You can read more about Nextflow here,

Nf-core

DRAM is also following the convention of the nf-core community, which is a a large community bioinformatics Nextflow users that have developed tools and standards for using Nextflow and making it easier to use Nextflow. DRAM is currectly still in the process of transition from the original Nextflow implementation of DRAM to the nf-core style DRAM which will allows more flexibility and easier development.

nf-core docs, tools, and examples can be found here

Main Structure of DRAM with Nextflow

Pipeline kicks of with main.nf which runs some boiler plate initialization steps such as printing the help text if needed, prints your parameters you are using, etc. Then calls the main DRAM pipeline file, which is workflow/dram.nf. workflow/dram.nf controls the entire flow of the steps of DRAM. Every pipeline step we think of in DRAM runs through this file to some extect. Call Prodigal, Annotate, Distill, Product, etc. When DRAM wants to run Annotate, because Annotate is a large step with many substeps, it then calls subworkflows/local/annotate.nf, which then does all of the logic for the Annotate step. Annotate then calls individual processes such as modules/local/annotate/mmseqs_index.nf which is then dispatched with the scheduler (SLURM if you are using SLURM, or whatever other scheduling system you are using (local, or whatever)). Those individual processes that get dispatched as individual jobs (or parallel jobs) are what run the DRAM python and other language scripts.
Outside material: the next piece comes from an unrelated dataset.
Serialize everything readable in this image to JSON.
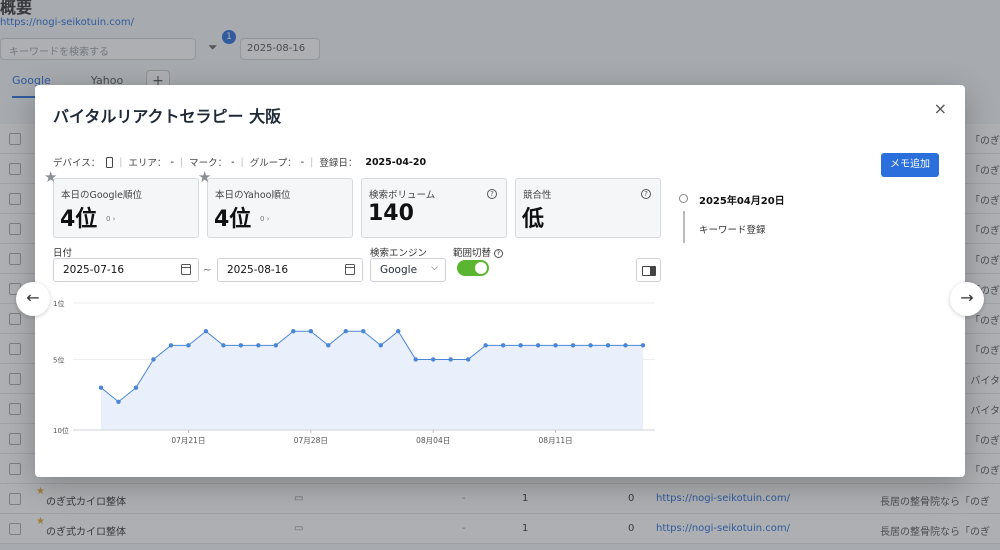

Pipeline contribution conventions

To make the DRAM code and processing logic more understandable for new contributors and to ensure quality, we semi-standardise the way the code and other contributions are written.

Adding a new step

  1. Write up your main script or script code in whatever language and place it in the bin folder.
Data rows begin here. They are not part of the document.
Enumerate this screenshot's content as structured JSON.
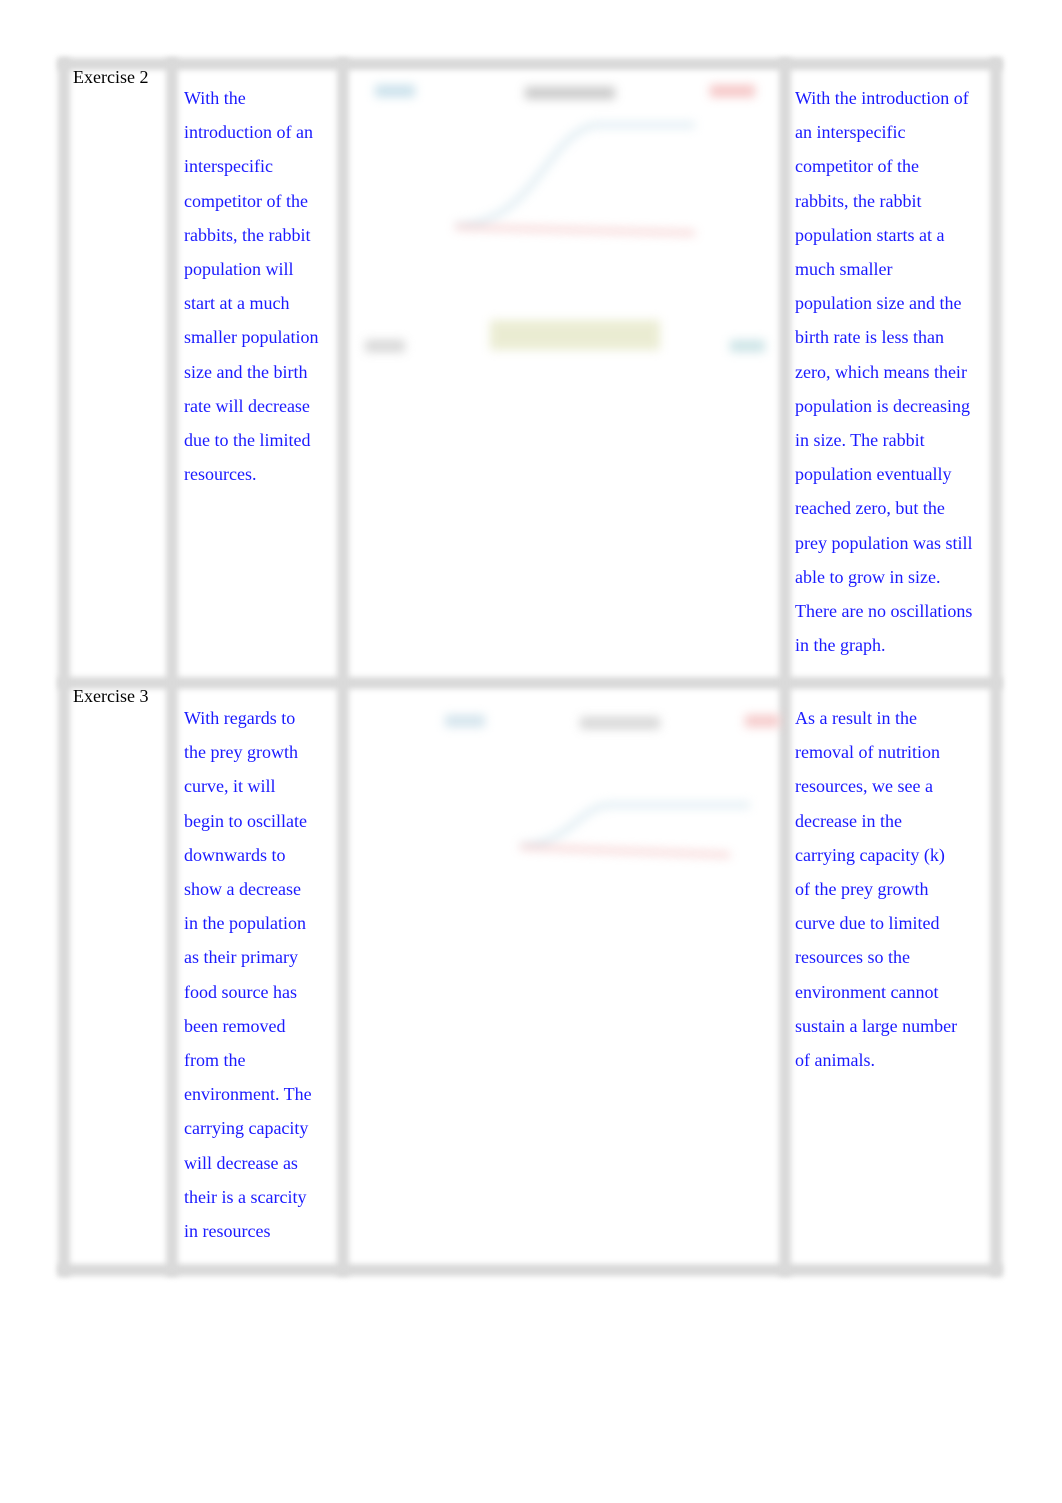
{
  "colors": {
    "text": "#1a1aff",
    "label": "#000000",
    "border": "#d9d9d9"
  },
  "rows": [
    {
      "label": "Exercise 2",
      "prediction": [
        "With the",
        "introduction of an",
        "interspecific",
        "competitor of the",
        "rabbits, the rabbit",
        "population will",
        "start at a much",
        "smaller population",
        "size and the birth",
        "rate will decrease",
        "due to the limited",
        "resources."
      ],
      "result": [
        "With the introduction of",
        "an interspecific",
        "competitor of the",
        "rabbits, the rabbit",
        "population starts at a",
        "much smaller",
        "population size and the",
        "birth rate is less than",
        "zero, which means their",
        "population is decreasing",
        "in size. The rabbit",
        "population eventually",
        "reached zero, but the",
        "prey population was still",
        "able to grow in size.",
        "There are no oscillations",
        "in the graph."
      ]
    },
    {
      "label": "Exercise 3",
      "prediction": [
        "With regards to",
        "the prey growth",
        "curve, it will",
        "begin to oscillate",
        "downwards to",
        "show a decrease",
        "in the population",
        "as their primary",
        "food source has",
        "been removed",
        "from the",
        "environment. The",
        "carrying capacity",
        "will decrease as",
        "their is a scarcity",
        "in resources"
      ],
      "result": [
        "As a result in the",
        "removal of nutrition",
        "resources, we see a",
        "decrease in the",
        "carrying capacity (k)",
        "of the prey growth",
        "curve due to limited",
        "resources so the",
        "environment cannot",
        "sustain a large number",
        "of animals."
      ]
    }
  ]
}
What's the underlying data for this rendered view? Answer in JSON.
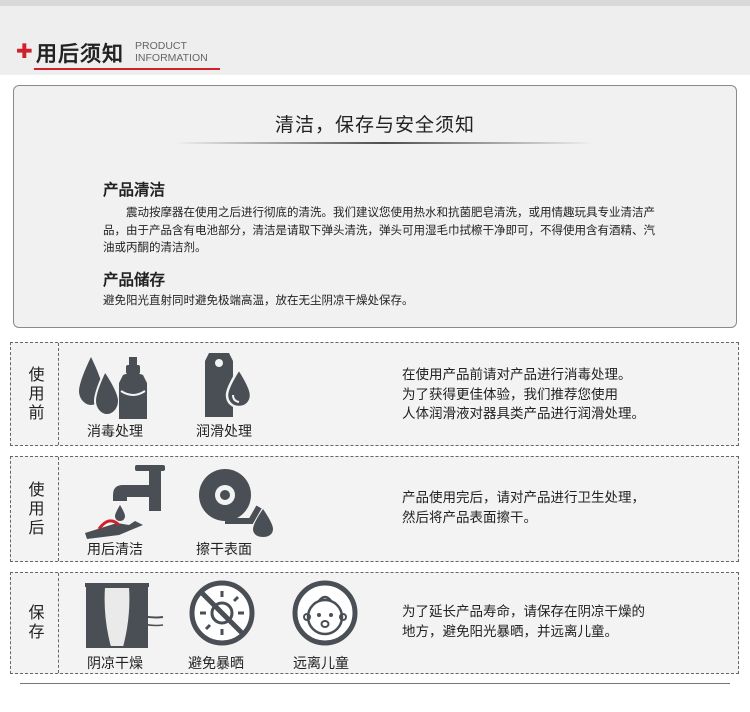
{
  "header": {
    "title": "用后须知",
    "subtitle_en_line1": "PRODUCT",
    "subtitle_en_line2": "INFORMATION"
  },
  "notice": {
    "title": "清洁，保存与安全须知",
    "cleaning": {
      "heading": "产品清洁",
      "text": "　　震动按摩器在使用之后进行彻底的清洗。我们建议您使用热水和抗菌肥皂清洗，或用情趣玩具专业清洁产品，由于产品含有电池部分，清洁是请取下弹头清洗，弹头可用湿毛巾拭檫干净即可，不得使用含有酒精、汽油或丙酮的清洁剂。"
    },
    "storage": {
      "heading": "产品储存",
      "text": "避免阳光直射同时避免极端高温，放在无尘阴凉干燥处保存。"
    }
  },
  "rows": [
    {
      "label": "使用前",
      "items": [
        {
          "icon": "disinfect-drops-spray-icon",
          "caption": "消毒处理"
        },
        {
          "icon": "lubricant-tag-drop-icon",
          "caption": "润滑处理"
        }
      ],
      "description": "在使用产品前请对产品进行消毒处理。\n为了获得更佳体验，我们推荐您使用\n人体润滑液对器具类产品进行润滑处理。"
    },
    {
      "label": "使用后",
      "items": [
        {
          "icon": "faucet-wash-icon",
          "caption": "用后清洁"
        },
        {
          "icon": "tissue-roll-icon",
          "caption": "擦干表面"
        }
      ],
      "description": "产品使用完后，请对产品进行卫生处理，\n然后将产品表面擦干。"
    },
    {
      "label": "保存",
      "items": [
        {
          "icon": "curtain-shade-icon",
          "caption": "阴凉干燥"
        },
        {
          "icon": "no-sun-icon",
          "caption": "避免暴晒"
        },
        {
          "icon": "baby-face-icon",
          "caption": "远离儿童"
        }
      ],
      "description": "为了延长产品寿命，请保存在阴凉干燥的\n地方，避免阳光暴晒，并远离儿童。"
    }
  ],
  "colors": {
    "accent": "#d0202a",
    "icon": "#4a4f55",
    "panel": "#f1f1f1"
  }
}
    • We need to ensure it is executable for Nextflow, so add a shebang to the top of the file (ex. #!/usr/bin/env python for a python file) then run chmod a+x bin/new_script.py replacing new_sciprt.py with the actual script.

  2. If this is a new process, add a new nextflow script (.nf) under modules/local/whatever_subdir_it_goes

  3. Define the corresponding input channels and output channels

  4. If your scripts in the bin folder need external dependencies (such as from conda), then add a environment.yml file in the same directory as your process (in the module/local/..) in your process script add conda "${moduleDir}/environment.yml" above your input channels. (See other process scripts as examples).

  5. You will now need to install the wave-cli tool to create containers on demand from conda environments. This is how we specify our containers without having to manage docker files or anything else like that. Wave just tells Nextflow how to pull a container on demand from a conda file. You can install wave-cli here. Ideally this will be integrated into our CI/CI system in the future.

  6. Once you have wave installed, run wave --freeze --conda-file modules/local/subdir/environment.yml which will give you some string that starts something like community.wave.seqera.io. Below your conda "${moduleDir}/environment.yml", add container "YOUR STRING FROM WAVE"

    • Now users can run DRAM with with -profile conda and -profile singulary/docker/apptainer/etc. and it will just work without them installing the dependencies

  7. Add a computation label to your process, such as label 'process_small', that tells Nextflow how much resources to use. We have defined defaults for what process_small, process_medium, etc. mean, but users can override this in their own configs, allowing more control. All the options can be found in conf/base.config

  8. Add your process by name to conf/modules.config if you want to change where your output files get stored in the user’s outdir.

  9. Add a script section to call your DRAM script, passing in whatever CLI argumenets. The outputs from your DRAM script should be the process outputs. You want them to be written directly in the working directory, Nextflow will manage moving them to the users output directy. You can also rename outputs for future Nextflow steps with the emit: keyword, and mark some outputs as optional (see other processes).

  10. We now need to add this process to the correct part in our pipeline to be called and ran. If it is in an already established step such as Annotate, we might go to subworkflows/local/annotate.nf and find the right spot in that code and add it. Though we might need to add a new subworkflow and add that to our workflows/dram.nf

  11. We also need to add any new parameters to our nextflow.config with a default. And then add the equivalent parameter to our nextflow_schema.json with help text. The nextflow_schema.json is how our --help CLI option is populated as well as what our parameters page on our docs is built from. It also allows us to add sanity checks and validation for all relevant parameters.